Daily chemical consumption + unit sizing for a conventional treatment plant from plant capacity (MLD).
📘 Read the full CPHEEO Chapter →Conventional surface water treatment — screening, coagulation, flocculation, sedimentation, filtration, chlorination — is the backbone of Indian urban water treatment. This calculator sizes the three most capital-intensive units: the coagulation chemical dosing rate (kg/day of alum), the sedimentation tank (area and volume from surface loading rate and retention time), and the rapid sand filter bank (total area and number of standard units).
Design parameters per CPHEEO Chapter 8 are well-established: alum 20-40 mg/L typical (jar-test confirmed), sedimentation surface loading rate 1.0-2.5 m³/m²/hr, sedimentation retention 3-4 hours, RSF hydraulic loading rate 5-7 m/hr, sand depth 600-750 mm. The calculator takes plant capacity in MLD and these parameters and produces the design sizes directly.

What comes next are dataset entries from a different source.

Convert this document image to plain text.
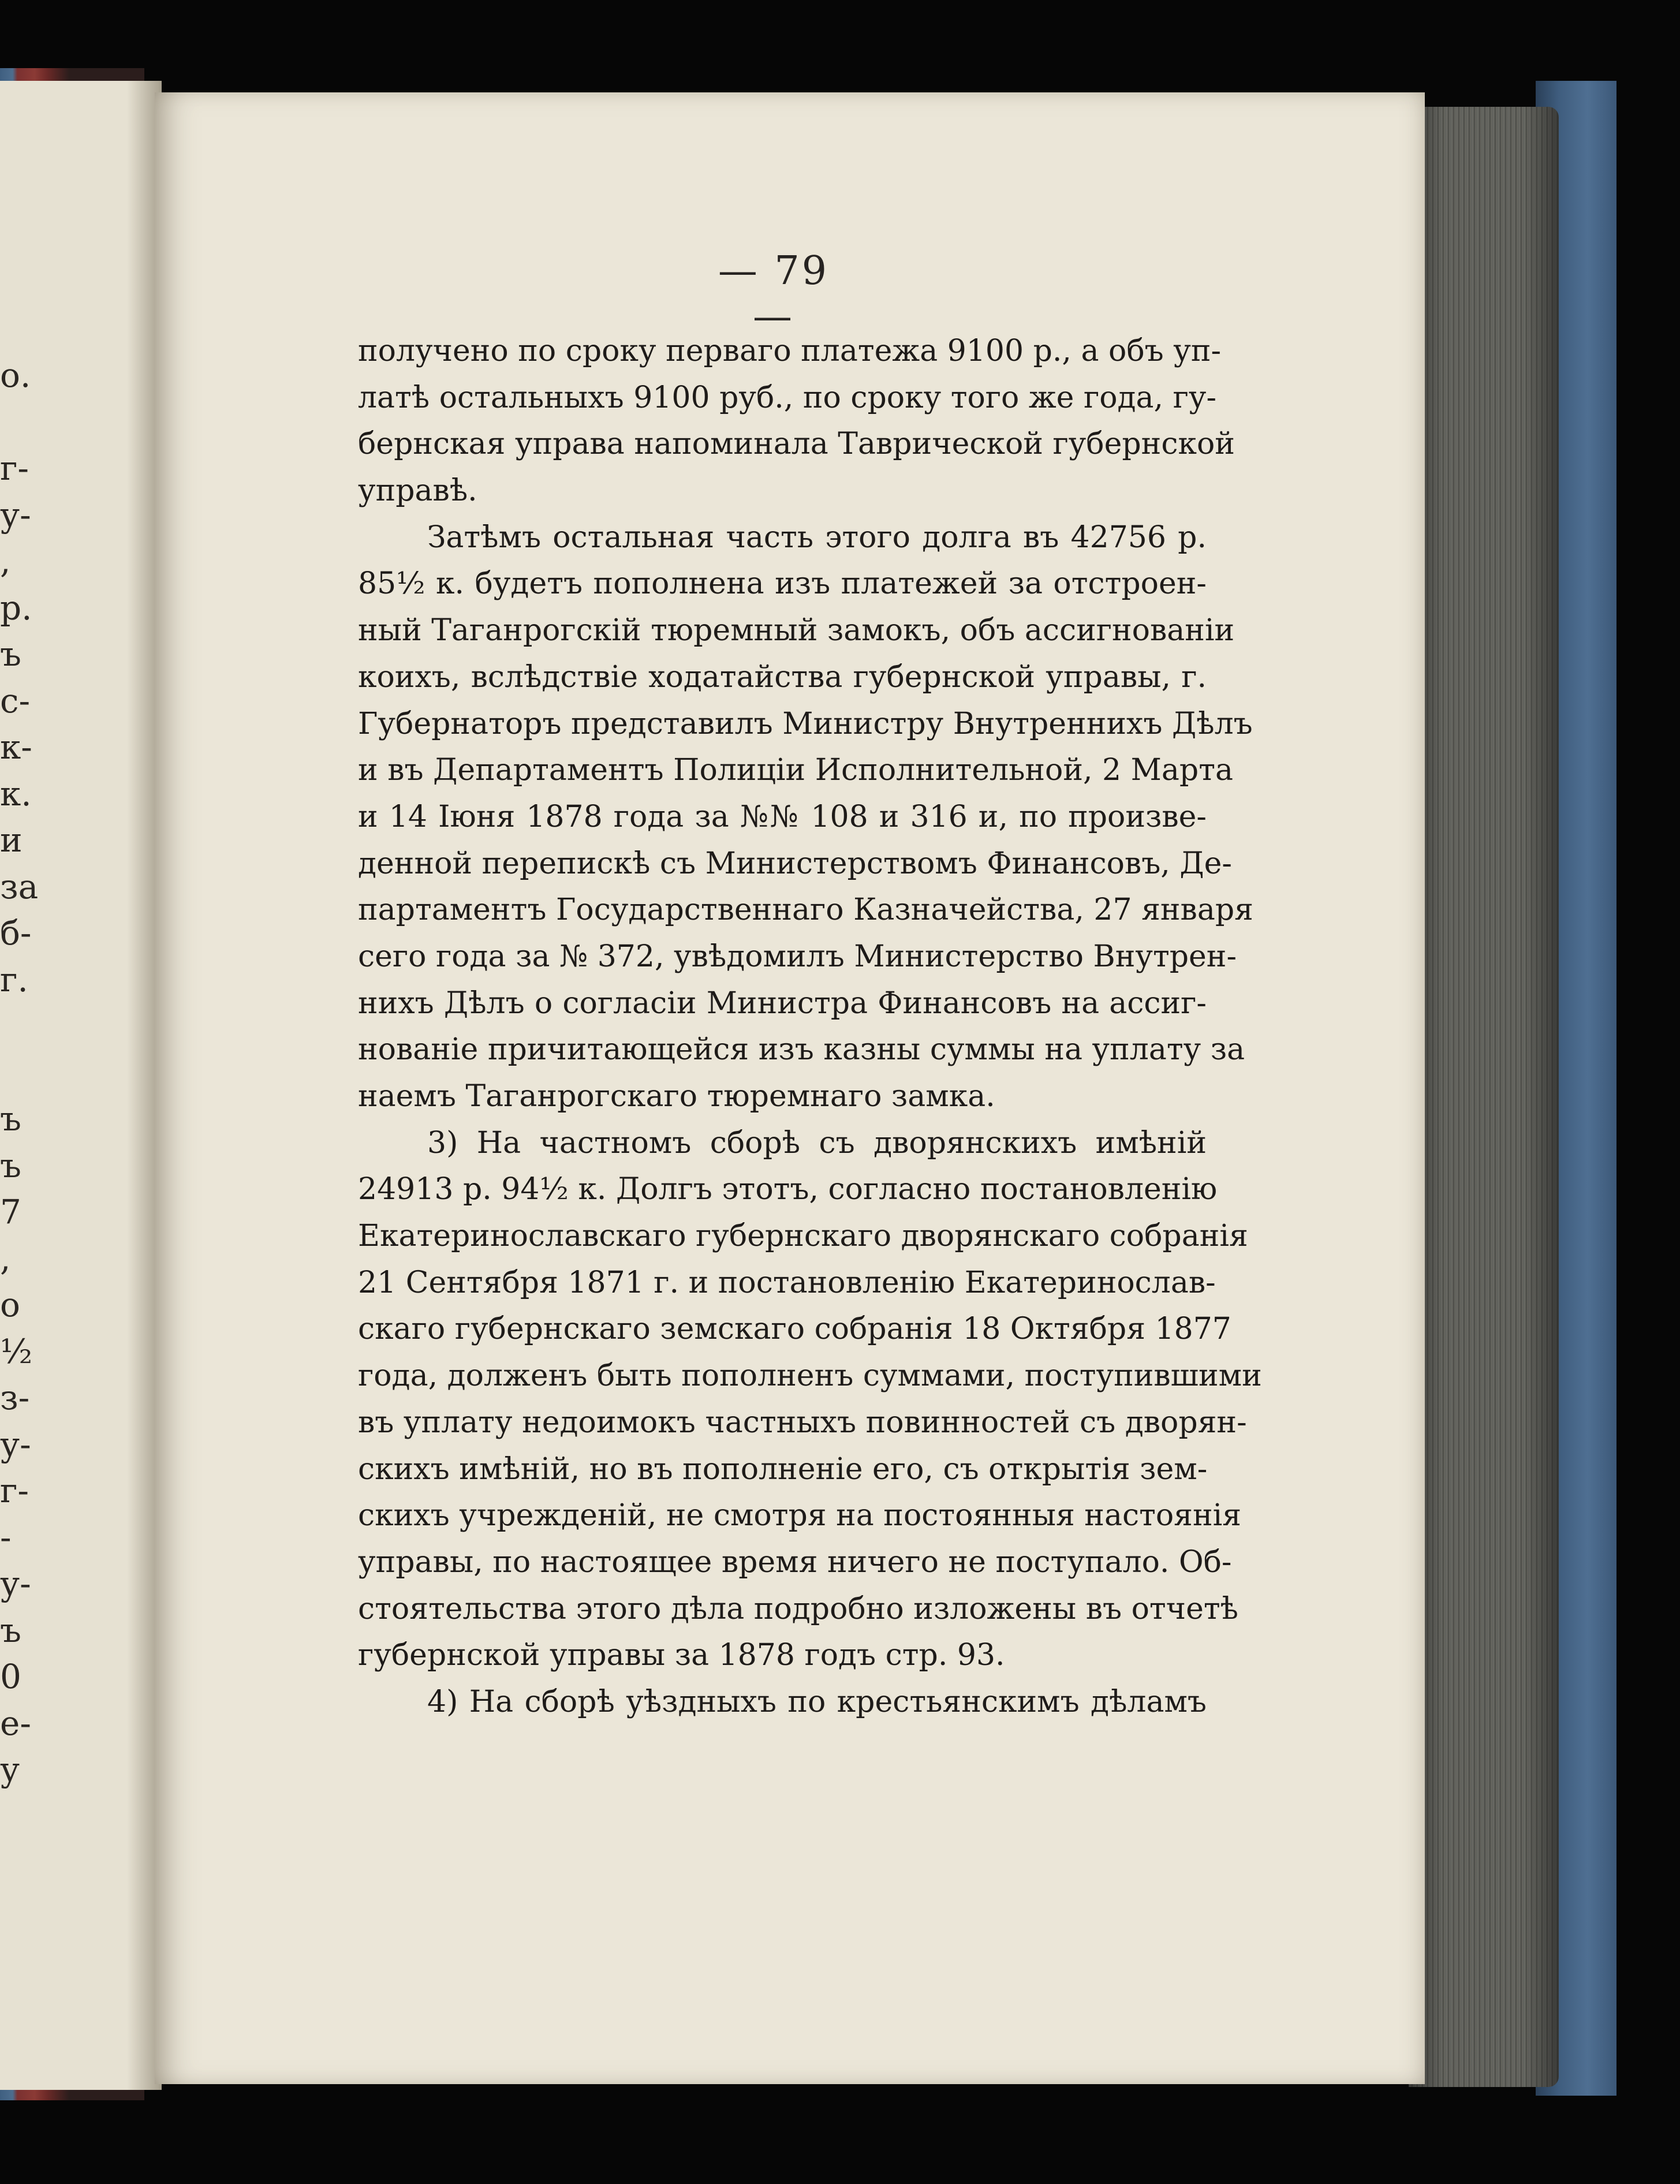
о.
г-
у-
,
р.
ъ
с-
к-
к.
и
за
б-
г.
ъ
ъ
7
,
о
½
з-
у-
г-
-
у-
ъ
0
е-
у
— 79 —
получено по сроку перваго платежа 9100 р., а объ уп-
латѣ остальныхъ 9100 руб., по сроку того же года, гу-
бернская управа напоминала Таврической губернской
управѣ.
Затѣмъ остальная часть этого долга въ 42756 р.
85½ к. будетъ пополнена изъ платежей за отстроен-
ный Таганрогскій тюремный замокъ, объ ассигнованіи
коихъ, вслѣдствіе ходатайства губернской управы, г.
Губернаторъ представилъ Министру Внутреннихъ Дѣлъ
и въ Департаментъ Полиціи Исполнительной, 2 Марта
и 14 Іюня 1878 года за №№ 108 и 316 и, по произве-
денной перепискѣ съ Министерствомъ Финансовъ, Де-
партаментъ Государственнаго Казначейства, 27 января
сего года за № 372, увѣдомилъ Министерство Внутрен-
нихъ Дѣлъ о согласіи Министра Финансовъ на ассиг-
нованіе причитающейся изъ казны суммы на уплату за
наемъ Таганрогскаго тюремнаго замка.
3) На частномъ сборѣ съ дворянскихъ имѣній
24913 р. 94½ к. Долгъ этотъ, согласно постановленію
Екатеринославскаго губернскаго дворянскаго собранія
21 Сентября 1871 г. и постановленію Екатеринослав-
скаго губернскаго земскаго собранія 18 Октября 1877
года, долженъ быть пополненъ суммами, поступившими
въ уплату недоимокъ частныхъ повинностей съ дворян-
скихъ имѣній, но въ пополненіе его, съ открытія зем-
скихъ учрежденій, не смотря на постоянныя настоянія
управы, по настоящее время ничего не поступало. Об-
стоятельства этого дѣла подробно изложены въ отчетѣ
губернской управы за 1878 годъ стр. 93.
4) На сборѣ уѣздныхъ по крестьянскимъ дѣламъ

Based on the CPHEEO Manual on Water Supply and Treatment, published by the Central Public Health and Environmental Engineering Organisation, Ministry of Housing and Urban Affairs, Government of India.
Size coagulant dosing, sedimentation tanks, and rapid sand filters for a given WTP capacity. Based on CPHEEO Chapter 8 design parameters.
The daily chemical consumption drives the chemical house sizing and bulk storage (design for 30-45 days stock). Sedimentation area determines the footprint of the largest civil structure on your plant — often 30-40% of total plant area. Number of filter units must be at least 2 (one always available when the other backwashes); for plants > 20 MLD you'll typically see 4-6 filter units.
If the SLR you're using gives a much larger sedimentation area than expected, your raw water probably has poor settling characteristics — consider PAC (polyaluminium chloride) instead of alum (30-50% less dose, larger floc) or add a lamella plate settler (3-5x the effective settling area in the same footprint).